By setting the delay parameter to an hour (3600 seconds), the job launches at 1 AM each day – thus allowing some additional time (an hour in this case) for data to be imported before the job is run.
See Job Result Output for details on how to write the result to an end-system of your choice to track KPIs.
Example: List of Daily Active Users
Another common pattern is to periodically export results to a Treasure Data table, which in turn can be used by other jobs.
SELECT user_id FROM www_access GROUP BY user_id WHERE TD_TIME_RANGE(time, TD_TIME_ADD(TD_SCHEDULED_TIME(), '-1d'), TD_SCHEDULED_TIME())
Like the previous example, we can schedule the above query to run on a daily basis by setting the following parameters:
- Recurring?: @daily
- Delay (seconds): 3600
The preceding example aggregates the list of daily active users from an access log.
You can write this list to another Treasure Data table by setting the following parameters:
- Export Result To: Treasure Data
- Database: YOUR_DATABASE
- Table: YOUR_TABLE
- Mode: Replace
Writing the result into another table is atomic, so you can reference this table from other queries at any time.
Example: Data Mart Generation
One more common pattern is to periodically summarize data from logs, and build a datamart by pushing results to an RDBMS.

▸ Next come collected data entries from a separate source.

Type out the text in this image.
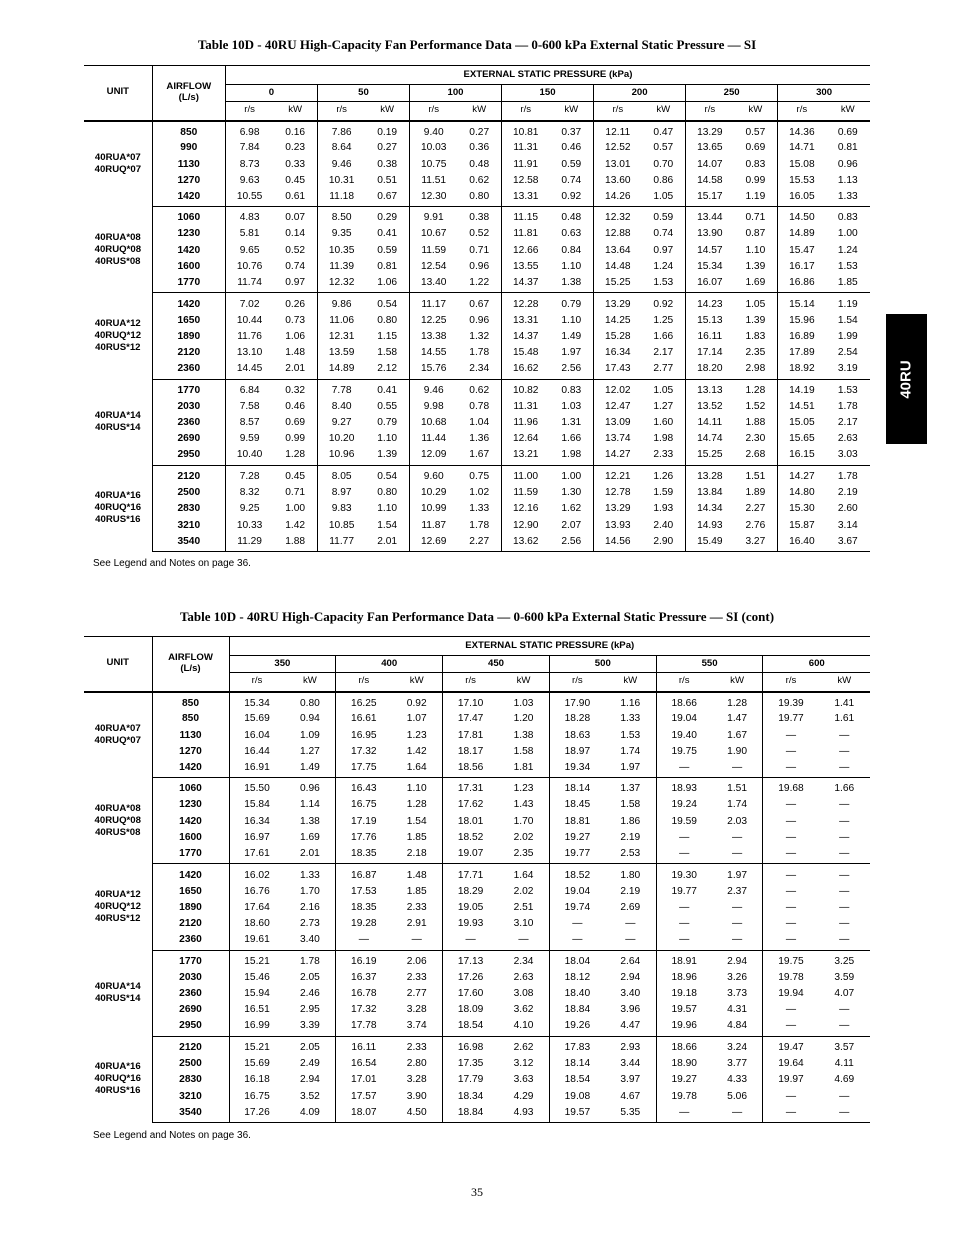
Table 10D - 40RU High-Capacity Fan Performance Data — 0-600 kPa External Static Pressure — SI
UNIT	AIRFLOW
(L/s)	EXTERNAL STATIC PRESSURE (kPa)													
		0		50		100		150		200		250		300	
		r/s	kW	r/s	kW	r/s	kW	r/s	kW	r/s	kW	r/s	kW	r/s	kW
40RUA*07
40RUQ*07	850	6.98	0.16	7.86	0.19	9.40	0.27	10.81	0.37	12.11	0.47	13.29	0.57	14.36	0.69
	990	7.84	0.23	8.64	0.27	10.03	0.36	11.31	0.46	12.52	0.57	13.65	0.69	14.71	0.81
	1130	8.73	0.33	9.46	0.38	10.75	0.48	11.91	0.59	13.01	0.70	14.07	0.83	15.08	0.96
	1270	9.63	0.45	10.31	0.51	11.51	0.62	12.58	0.74	13.60	0.86	14.58	0.99	15.53	1.13
	1420	10.55	0.61	11.18	0.67	12.30	0.80	13.31	0.92	14.26	1.05	15.17	1.19	16.05	1.33
40RUA*08
40RUQ*08
40RUS*08	1060	4.83	0.07	8.50	0.29	9.91	0.38	11.15	0.48	12.32	0.59	13.44	0.71	14.50	0.83
	1230	5.81	0.14	9.35	0.41	10.67	0.52	11.81	0.63	12.88	0.74	13.90	0.87	14.89	1.00
	1420	9.65	0.52	10.35	0.59	11.59	0.71	12.66	0.84	13.64	0.97	14.57	1.10	15.47	1.24
	1600	10.76	0.74	11.39	0.81	12.54	0.96	13.55	1.10	14.48	1.24	15.34	1.39	16.17	1.53
	1770	11.74	0.97	12.32	1.06	13.40	1.22	14.37	1.38	15.25	1.53	16.07	1.69	16.86	1.85
40RUA*12
40RUQ*12
40RUS*12	1420	7.02	0.26	9.86	0.54	11.17	0.67	12.28	0.79	13.29	0.92	14.23	1.05	15.14	1.19
	1650	10.44	0.73	11.06	0.80	12.25	0.96	13.31	1.10	14.25	1.25	15.13	1.39	15.96	1.54
	1890	11.76	1.06	12.31	1.15	13.38	1.32	14.37	1.49	15.28	1.66	16.11	1.83	16.89	1.99
	2120	13.10	1.48	13.59	1.58	14.55	1.78	15.48	1.97	16.34	2.17	17.14	2.35	17.89	2.54
	2360	14.45	2.01	14.89	2.12	15.76	2.34	16.62	2.56	17.43	2.77	18.20	2.98	18.92	3.19
40RUA*14
40RUS*14	1770	6.84	0.32	7.78	0.41	9.46	0.62	10.82	0.83	12.02	1.05	13.13	1.28	14.19	1.53
	2030	7.58	0.46	8.40	0.55	9.98	0.78	11.31	1.03	12.47	1.27	13.52	1.52	14.51	1.78
	2360	8.57	0.69	9.27	0.79	10.68	1.04	11.96	1.31	13.09	1.60	14.11	1.88	15.05	2.17
	2690	9.59	0.99	10.20	1.10	11.44	1.36	12.64	1.66	13.74	1.98	14.74	2.30	15.65	2.63
	2950	10.40	1.28	10.96	1.39	12.09	1.67	13.21	1.98	14.27	2.33	15.25	2.68	16.15	3.03
40RUA*16
40RUQ*16
40RUS*16	2120	7.28	0.45	8.05	0.54	9.60	0.75	11.00	1.00	12.21	1.26	13.28	1.51	14.27	1.78
	2500	8.32	0.71	8.97	0.80	10.29	1.02	11.59	1.30	12.78	1.59	13.84	1.89	14.80	2.19
	2830	9.25	1.00	9.83	1.10	10.99	1.33	12.16	1.62	13.29	1.93	14.34	2.27	15.30	2.60
	3210	10.33	1.42	10.85	1.54	11.87	1.78	12.90	2.07	13.93	2.40	14.93	2.76	15.87	3.14
	3540	11.29	1.88	11.77	2.01	12.69	2.27	13.62	2.56	14.56	2.90	15.49	3.27	16.40	3.67
See Legend and Notes on page 36.
Table 10D - 40RU High-Capacity Fan Performance Data — 0-600 kPa External Static Pressure — SI (cont)
UNIT	AIRFLOW
(L/s)	EXTERNAL STATIC PRESSURE (kPa)											
		350		400		450		500		550		600	
		r/s	kW	r/s	kW	r/s	kW	r/s	kW	r/s	kW	r/s	kW
40RUA*07
40RUQ*07	850	15.34	0.80	16.25	0.92	17.10	1.03	17.90	1.16	18.66	1.28	19.39	1.41
	850	15.69	0.94	16.61	1.07	17.47	1.20	18.28	1.33	19.04	1.47	19.77	1.61
	1130	16.04	1.09	16.95	1.23	17.81	1.38	18.63	1.53	19.40	1.67	—	—
	1270	16.44	1.27	17.32	1.42	18.17	1.58	18.97	1.74	19.75	1.90	—	—
	1420	16.91	1.49	17.75	1.64	18.56	1.81	19.34	1.97	—	—	—	—
40RUA*08
40RUQ*08
40RUS*08	1060	15.50	0.96	16.43	1.10	17.31	1.23	18.14	1.37	18.93	1.51	19.68	1.66
	1230	15.84	1.14	16.75	1.28	17.62	1.43	18.45	1.58	19.24	1.74	—	—
	1420	16.34	1.38	17.19	1.54	18.01	1.70	18.81	1.86	19.59	2.03	—	—
	1600	16.97	1.69	17.76	1.85	18.52	2.02	19.27	2.19	—	—	—	—
	1770	17.61	2.01	18.35	2.18	19.07	2.35	19.77	2.53	—	—	—	—
40RUA*12
40RUQ*12
40RUS*12	1420	16.02	1.33	16.87	1.48	17.71	1.64	18.52	1.80	19.30	1.97	—	—
	1650	16.76	1.70	17.53	1.85	18.29	2.02	19.04	2.19	19.77	2.37	—	—
	1890	17.64	2.16	18.35	2.33	19.05	2.51	19.74	2.69	—	—	—	—
	2120	18.60	2.73	19.28	2.91	19.93	3.10	—	—	—	—	—	—
	2360	19.61	3.40	—	—	—	—	—	—	—	—	—	—
40RUA*14
40RUS*14	1770	15.21	1.78	16.19	2.06	17.13	2.34	18.04	2.64	18.91	2.94	19.75	3.25
	2030	15.46	2.05	16.37	2.33	17.26	2.63	18.12	2.94	18.96	3.26	19.78	3.59
	2360	15.94	2.46	16.78	2.77	17.60	3.08	18.40	3.40	19.18	3.73	19.94	4.07
	2690	16.51	2.95	17.32	3.28	18.09	3.62	18.84	3.96	19.57	4.31	—	—
	2950	16.99	3.39	17.78	3.74	18.54	4.10	19.26	4.47	19.96	4.84	—	—
40RUA*16
40RUQ*16
40RUS*16	2120	15.21	2.05	16.11	2.33	16.98	2.62	17.83	2.93	18.66	3.24	19.47	3.57
	2500	15.69	2.49	16.54	2.80	17.35	3.12	18.14	3.44	18.90	3.77	19.64	4.11
	2830	16.18	2.94	17.01	3.28	17.79	3.63	18.54	3.97	19.27	4.33	19.97	4.69
	3210	16.75	3.52	17.57	3.90	18.34	4.29	19.08	4.67	19.78	5.06	—	—
	3540	17.26	4.09	18.07	4.50	18.84	4.93	19.57	5.35	—	—	—	—
See Legend and Notes on page 36.
40RU
35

SELECT user, code, method, path, agent, host, avg(size) FROM www_access GROUP BY user, code, method, path, agent, host WHERE TD_TIME_RANGE(time, TD_TIME_ADD(TD_SCHEDULED_TIME(), '-1h'), TD_SCHEDULED_TIME())
To schedule this job, set the following parameters:
- Recurring?: @hourly
- Delay (seconds): 600
The preceding example aggregates web request results by user, code, path, agent, host, and average size from an access log on an hourly basis.
See Using TD Data Exchange for information on how to write the result into another RDBMS:
After you push the query results to an external RDBMS, you can slice and dice the results using the BI tool(s) of your choice.
Update the Schedule
Most of the settings of scheduled queries can be updated or reconfigured at anytime. This includes the cron schedule, delay, name, query string, and so on. Alternatively, the ‘next scheduled run time’ (also referred to as ‘Next run’ in the Web Console) is an inferred configuration that is auto updated based on current time, cron schedule, and delay setting.
When a scheduled query is updated, the updated settings apply immediately to the next scheduled run, occurring at ‘next scheduled run time + delay’ (with delay >0, <0 or 0).